Electronic Accessibility
Links and Buttons in Storyline
Last updated: 5/28/2025
Links in Storyline
To create a link in Storyline, you must select the text you wish to turn into a link and then use one of the hyperlink features. These include:
- Insert ribbon > Hyperlink
- Right-click on selected text and choose Hyperlink option
- Ctrl + K keyboard shortcut
You cannot create a link by selecting an element and assigning it an "Open URL/file when user clicks" trigger. Even though properly-created links present as these kinds of triggers in the Triggers pane, attempting to create a link in this manner will instead result in the element being structurally recognized as a button by assistive technologies.
Storyline does not currently support programming images, text boxes, shapes or buttons as links.
Editing links
In certain older versions of Storyline, attempting to edit links directly within their text boxes may cause programming errors in a published eCourse, such as individual links being separated into multiple links or empty link tags being left within slides.

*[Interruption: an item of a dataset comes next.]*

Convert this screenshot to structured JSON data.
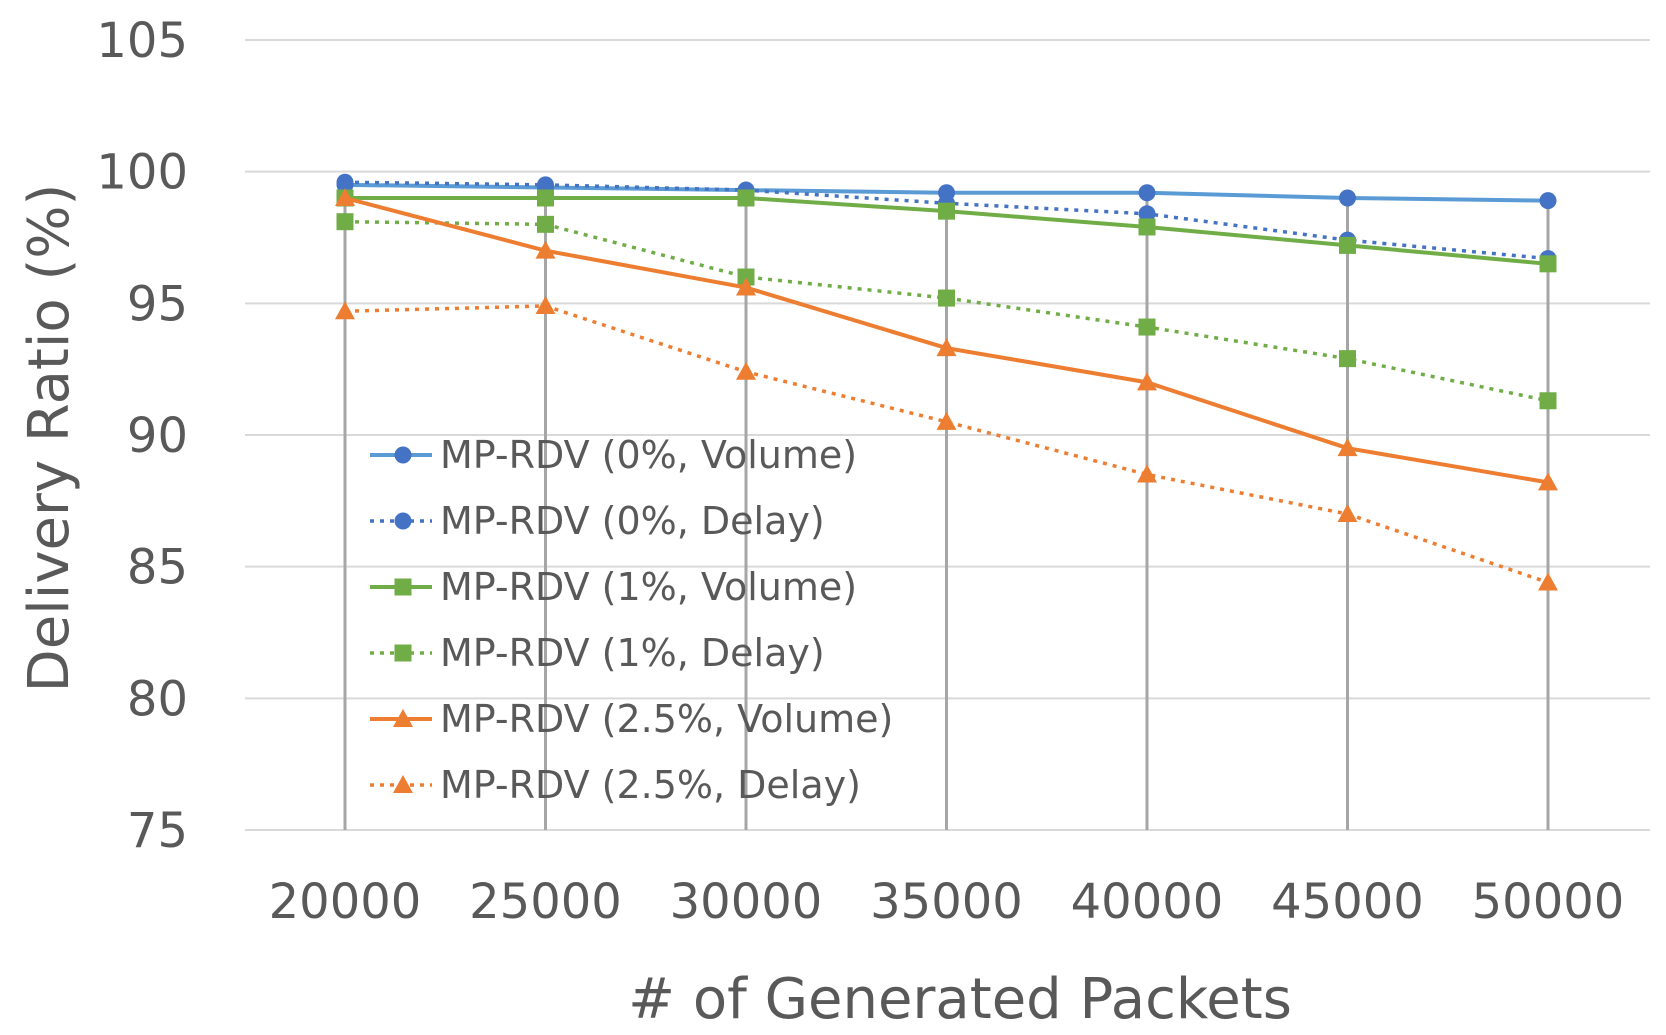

While this behavior has been observed less frequently with newer Storyline versions, it may still be safest to edit links and link text within the Triggers pane or Edit Trigger panel, as these approaches have not been found to produce the same programming errors.
If you encounter an error you cannot resolve stemming from editing a link directly within its text box, you may need to re-create the text box and link from scratch to fully resolve the issue.
Buttons in Storyline
Any element in Storyline that has been given a When user clicks trigger will be structurally recognized as a button*. So, if you're describing such an element to learners, describe it as a button to match how screen readers and other assistive technologies will interpret it; if you instead call it a link, these users may become confused or fail to recognize the element.

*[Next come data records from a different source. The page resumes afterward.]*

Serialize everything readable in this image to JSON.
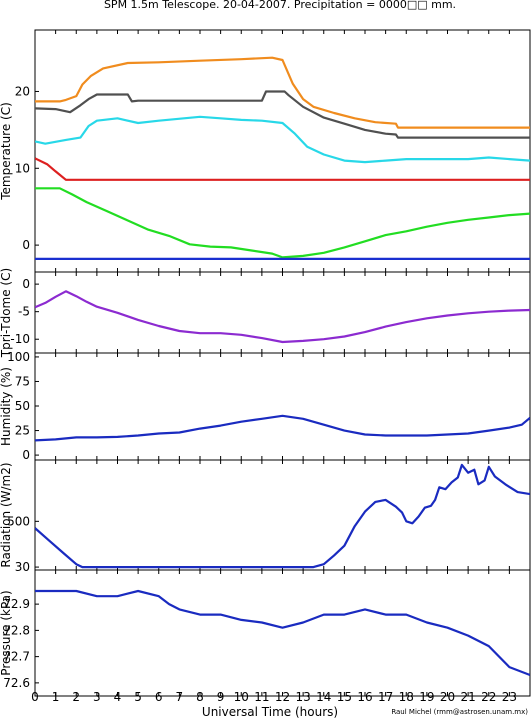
{
  "chart_data": {
    "type": "line",
    "title": "SPM 1.5m Telescope. 20-04-2007. Precipitation = 0000□□ mm.",
    "xlabel": "Universal Time (hours)",
    "credit": "Raul Michel (rmm@astrosen.unam.mx)",
    "xlim": [
      0,
      24
    ],
    "x_ticks": [
      "0",
      "1",
      "2",
      "3",
      "4",
      "5",
      "6",
      "7",
      "8",
      "9",
      "10",
      "11",
      "12",
      "13",
      "14",
      "15",
      "16",
      "17",
      "18",
      "19",
      "20",
      "21",
      "22",
      "23"
    ],
    "panels": [
      {
        "id": "temperature",
        "ylabel": "Temperature (C)",
        "ylim": [
          -3.5,
          28
        ],
        "y_ticks": [
          {
            "v": 0,
            "label": "0"
          },
          {
            "v": 10,
            "label": "10"
          },
          {
            "v": 20,
            "label": "20"
          }
        ],
        "series": [
          {
            "color": "#f08c1e",
            "points": [
              [
                0,
                18.7
              ],
              [
                1.2,
                18.7
              ],
              [
                1.5,
                18.9
              ],
              [
                2,
                19.4
              ],
              [
                2.3,
                20.9
              ],
              [
                2.7,
                22
              ],
              [
                3.3,
                23
              ],
              [
                4.5,
                23.7
              ],
              [
                6,
                23.8
              ],
              [
                8,
                24
              ],
              [
                10,
                24.2
              ],
              [
                11.5,
                24.4
              ],
              [
                12,
                24.1
              ],
              [
                12.5,
                21
              ],
              [
                13,
                19
              ],
              [
                13.5,
                18
              ],
              [
                14.5,
                17.2
              ],
              [
                15.5,
                16.5
              ],
              [
                16.5,
                16
              ],
              [
                17.5,
                15.8
              ],
              [
                17.6,
                15.3
              ],
              [
                24,
                15.3
              ]
            ]
          },
          {
            "color": "#505050",
            "points": [
              [
                0,
                17.8
              ],
              [
                1,
                17.7
              ],
              [
                1.7,
                17.3
              ],
              [
                2.2,
                18.2
              ],
              [
                2.6,
                19
              ],
              [
                3,
                19.6
              ],
              [
                4.5,
                19.6
              ],
              [
                4.7,
                18.7
              ],
              [
                5,
                18.8
              ],
              [
                11,
                18.8
              ],
              [
                11.2,
                20
              ],
              [
                12.1,
                20
              ],
              [
                12.3,
                19.5
              ],
              [
                13,
                18
              ],
              [
                14,
                16.6
              ],
              [
                15,
                15.8
              ],
              [
                16,
                15
              ],
              [
                17,
                14.5
              ],
              [
                17.5,
                14.4
              ],
              [
                17.6,
                14
              ],
              [
                24,
                14
              ]
            ]
          },
          {
            "color": "#28d8e8",
            "points": [
              [
                0,
                13.5
              ],
              [
                0.5,
                13.2
              ],
              [
                1.5,
                13.7
              ],
              [
                2.2,
                14
              ],
              [
                2.6,
                15.5
              ],
              [
                3,
                16.2
              ],
              [
                4,
                16.5
              ],
              [
                5,
                15.9
              ],
              [
                6,
                16.2
              ],
              [
                8,
                16.7
              ],
              [
                9,
                16.5
              ],
              [
                10,
                16.3
              ],
              [
                11,
                16.2
              ],
              [
                12,
                15.9
              ],
              [
                12.6,
                14.5
              ],
              [
                13.2,
                12.8
              ],
              [
                14,
                11.8
              ],
              [
                15,
                11
              ],
              [
                16,
                10.8
              ],
              [
                17,
                11
              ],
              [
                18,
                11.2
              ],
              [
                19,
                11.2
              ],
              [
                20,
                11.2
              ],
              [
                21,
                11.2
              ],
              [
                22,
                11.4
              ],
              [
                23,
                11.2
              ],
              [
                24,
                11
              ]
            ]
          },
          {
            "color": "#dd2020",
            "points": [
              [
                0,
                11.3
              ],
              [
                0.6,
                10.5
              ],
              [
                1,
                9.6
              ],
              [
                1.5,
                8.5
              ],
              [
                24,
                8.5
              ]
            ]
          },
          {
            "color": "#22dd22",
            "points": [
              [
                0,
                7.4
              ],
              [
                1.2,
                7.4
              ],
              [
                1.8,
                6.6
              ],
              [
                2.5,
                5.6
              ],
              [
                3.5,
                4.4
              ],
              [
                4.5,
                3.2
              ],
              [
                5.5,
                2
              ],
              [
                6.5,
                1.2
              ],
              [
                7.5,
                0.1
              ],
              [
                8.5,
                -0.2
              ],
              [
                9.5,
                -0.3
              ],
              [
                10.5,
                -0.7
              ],
              [
                11.5,
                -1.1
              ],
              [
                12,
                -1.6
              ],
              [
                13,
                -1.4
              ],
              [
                14,
                -1
              ],
              [
                15,
                -0.3
              ],
              [
                16,
                0.5
              ],
              [
                17,
                1.3
              ],
              [
                18,
                1.8
              ],
              [
                19,
                2.4
              ],
              [
                20,
                2.9
              ],
              [
                21,
                3.3
              ],
              [
                22,
                3.6
              ],
              [
                23,
                3.9
              ],
              [
                24,
                4.1
              ]
            ]
          },
          {
            "color": "#1a2fd0",
            "points": [
              [
                0,
                -1.8
              ],
              [
                24,
                -1.8
              ]
            ]
          }
        ]
      },
      {
        "id": "tpri-tdome",
        "ylabel": "Tpri-Tdome (C)",
        "ylim": [
          -12.5,
          2.2
        ],
        "y_ticks": [
          {
            "v": 0,
            "label": "0"
          },
          {
            "v": -5,
            "label": "-5"
          },
          {
            "v": -10,
            "label": "-10"
          }
        ],
        "series": [
          {
            "color": "#8c2bd0",
            "points": [
              [
                0,
                -4.2
              ],
              [
                0.5,
                -3.4
              ],
              [
                1,
                -2.3
              ],
              [
                1.5,
                -1.3
              ],
              [
                2,
                -2.2
              ],
              [
                2.5,
                -3.2
              ],
              [
                3,
                -4.1
              ],
              [
                4,
                -5.2
              ],
              [
                5,
                -6.5
              ],
              [
                6,
                -7.6
              ],
              [
                7,
                -8.5
              ],
              [
                8,
                -8.9
              ],
              [
                9,
                -8.9
              ],
              [
                10,
                -9.2
              ],
              [
                11,
                -9.8
              ],
              [
                12,
                -10.5
              ],
              [
                13,
                -10.3
              ],
              [
                14,
                -10
              ],
              [
                15,
                -9.5
              ],
              [
                16,
                -8.7
              ],
              [
                17,
                -7.7
              ],
              [
                18,
                -6.9
              ],
              [
                19,
                -6.2
              ],
              [
                20,
                -5.7
              ],
              [
                21,
                -5.3
              ],
              [
                22,
                -5
              ],
              [
                23,
                -4.8
              ],
              [
                24,
                -4.7
              ]
            ]
          }
        ]
      },
      {
        "id": "humidity",
        "ylabel": "Humidity (%)",
        "ylim": [
          -5,
          104
        ],
        "y_ticks": [
          {
            "v": 0,
            "label": "0"
          },
          {
            "v": 25,
            "label": "25"
          },
          {
            "v": 50,
            "label": "50"
          },
          {
            "v": 75,
            "label": "75"
          },
          {
            "v": 100,
            "label": "100"
          }
        ],
        "series": [
          {
            "color": "#1a2bc0",
            "points": [
              [
                0,
                15
              ],
              [
                1,
                16
              ],
              [
                2,
                18
              ],
              [
                3,
                18
              ],
              [
                4,
                18.5
              ],
              [
                5,
                20
              ],
              [
                6,
                22
              ],
              [
                7,
                23
              ],
              [
                8,
                27
              ],
              [
                9,
                30
              ],
              [
                10,
                34
              ],
              [
                11,
                37
              ],
              [
                12,
                40
              ],
              [
                13,
                37
              ],
              [
                14,
                31
              ],
              [
                15,
                25
              ],
              [
                16,
                21
              ],
              [
                17,
                20
              ],
              [
                18,
                20
              ],
              [
                19,
                20
              ],
              [
                20,
                21
              ],
              [
                21,
                22
              ],
              [
                22,
                25
              ],
              [
                23,
                28
              ],
              [
                23.6,
                31
              ],
              [
                24,
                38
              ]
            ]
          }
        ]
      },
      {
        "id": "radiation",
        "ylabel": "Radiation (W/m2)",
        "ylim": [
          0,
          1130
        ],
        "y_ticks": [
          {
            "v": 30,
            "label": "30"
          },
          {
            "v": 500,
            "label": "500"
          }
        ],
        "series": [
          {
            "color": "#1a2bc0",
            "points": [
              [
                0,
                430
              ],
              [
                0.7,
                300
              ],
              [
                1.4,
                170
              ],
              [
                2,
                60
              ],
              [
                2.3,
                30
              ],
              [
                13.5,
                30
              ],
              [
                14,
                60
              ],
              [
                14.5,
                150
              ],
              [
                15,
                250
              ],
              [
                15.5,
                450
              ],
              [
                16,
                600
              ],
              [
                16.5,
                700
              ],
              [
                17,
                720
              ],
              [
                17.5,
                650
              ],
              [
                17.8,
                590
              ],
              [
                18,
                500
              ],
              [
                18.3,
                480
              ],
              [
                18.6,
                550
              ],
              [
                18.9,
                640
              ],
              [
                19.2,
                660
              ],
              [
                19.4,
                720
              ],
              [
                19.6,
                850
              ],
              [
                19.9,
                830
              ],
              [
                20.2,
                900
              ],
              [
                20.5,
                950
              ],
              [
                20.7,
                1080
              ],
              [
                21,
                1000
              ],
              [
                21.3,
                1030
              ],
              [
                21.5,
                880
              ],
              [
                21.8,
                920
              ],
              [
                22,
                1060
              ],
              [
                22.3,
                960
              ],
              [
                22.8,
                880
              ],
              [
                23.4,
                800
              ],
              [
                24,
                780
              ]
            ]
          }
        ]
      },
      {
        "id": "pressure",
        "ylabel": "Pressure (kPa)",
        "ylim": [
          72.55,
          73.03
        ],
        "y_ticks": [
          {
            "v": 72.6,
            "label": "72.6"
          },
          {
            "v": 72.7,
            "label": "72.7"
          },
          {
            "v": 72.8,
            "label": "72.8"
          },
          {
            "v": 72.9,
            "label": "72.9"
          }
        ],
        "series": [
          {
            "color": "#1a2bc0",
            "points": [
              [
                0,
                72.95
              ],
              [
                1,
                72.95
              ],
              [
                2,
                72.95
              ],
              [
                3,
                72.93
              ],
              [
                4,
                72.93
              ],
              [
                5,
                72.95
              ],
              [
                6,
                72.93
              ],
              [
                6.5,
                72.9
              ],
              [
                7,
                72.88
              ],
              [
                8,
                72.86
              ],
              [
                9,
                72.86
              ],
              [
                10,
                72.84
              ],
              [
                11,
                72.83
              ],
              [
                12,
                72.81
              ],
              [
                13,
                72.83
              ],
              [
                14,
                72.86
              ],
              [
                15,
                72.86
              ],
              [
                16,
                72.88
              ],
              [
                17,
                72.86
              ],
              [
                18,
                72.86
              ],
              [
                19,
                72.83
              ],
              [
                20,
                72.81
              ],
              [
                21,
                72.78
              ],
              [
                22,
                72.74
              ],
              [
                23,
                72.66
              ],
              [
                24,
                72.63
              ]
            ]
          }
        ]
      }
    ]
  }
}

*The one exception to this is that properly-created links will present, in the Triggers pane, as When user clicks triggers.
Insert > Button
While many elements in Storyline can be turned into a button by applying a When user clicks trigger, Storyline also offers a category of elements it specifically calls "buttons." These can be added through the Button menu in the Insert ribbon.

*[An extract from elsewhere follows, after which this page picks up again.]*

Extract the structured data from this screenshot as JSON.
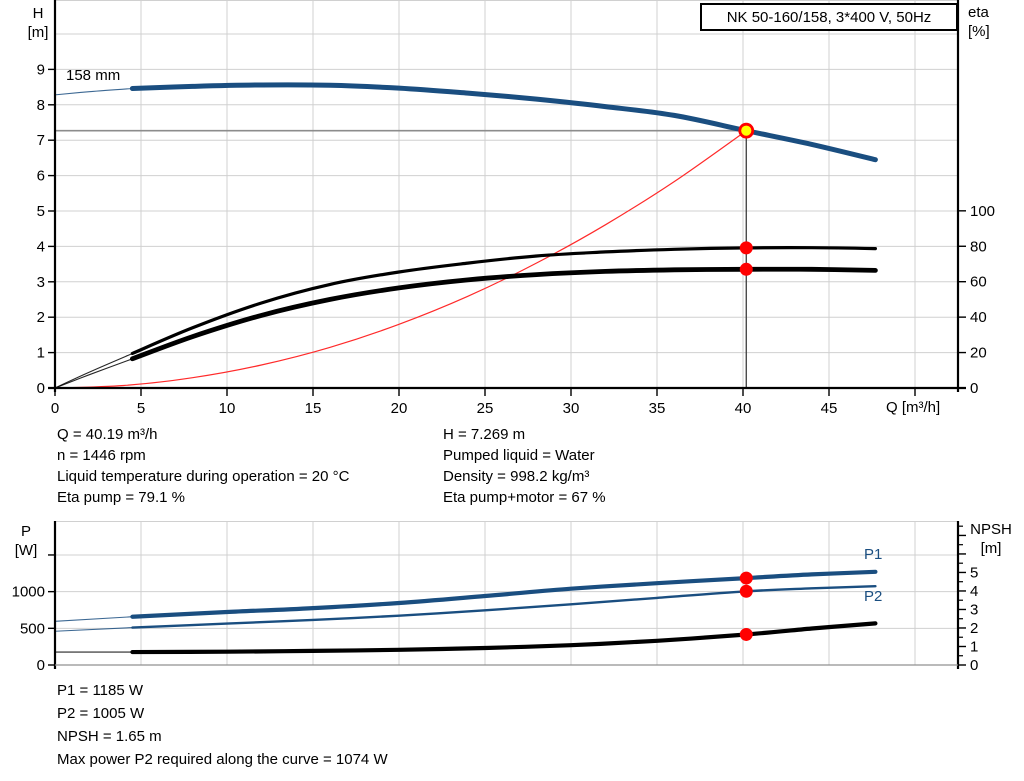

While these buttons offer certain unique advantages, such as the ability to include icons, they also have other unique characteristics it's worth being aware of, some of which are accessibility related:
- Buttons are automatically pre-populated with multiple, built-in states, such as Hover, Down, Visited and Disabled; if you do not want learners to encounter certain of those states, you must manually delete them
- Those states will be pre-populated with alt text that differs from the button's base alt text — that is, its alt text when viewed outside of Edit States mode; this means:
- Changing the button's base alt text may not automatically change the alt text for the pre-populated states, as once a state has been given different alt text than the element's base alt text (even if it simply starts with different alt text), the two alt text fields will often remain permanently disconnected
- You will likely have to manually assign and maintain the alt text for each pre-populated state
- Two exceptions:
- Even though a button's base alt text and Normal state alt text may appear different at first, they are likely not disconnected and cannot be disconnected (except in certain older versions of Storyline)
- If you give a button button text before editing its base alt text or a state's alt text, the button text will automatically be assigned as the button's base alt text and alt text for each button state
- While the following behavior has not yet been observed or reported with the newest version of Storyline, with past Storyline versions, it has been observed that the built-in states — particularly Selected and Visited — created inexplicable conflicts with other accessibility related programming, where buttons would not reliably enter the correct states or convey the correct alt text
Bottom line: if you use these buttons, make sure to check each state's alt text and thoroughly test the end product.
If you do not need button icons, consider using shapes instead, as the issues described above have not been observed or reported with using shapes as buttons.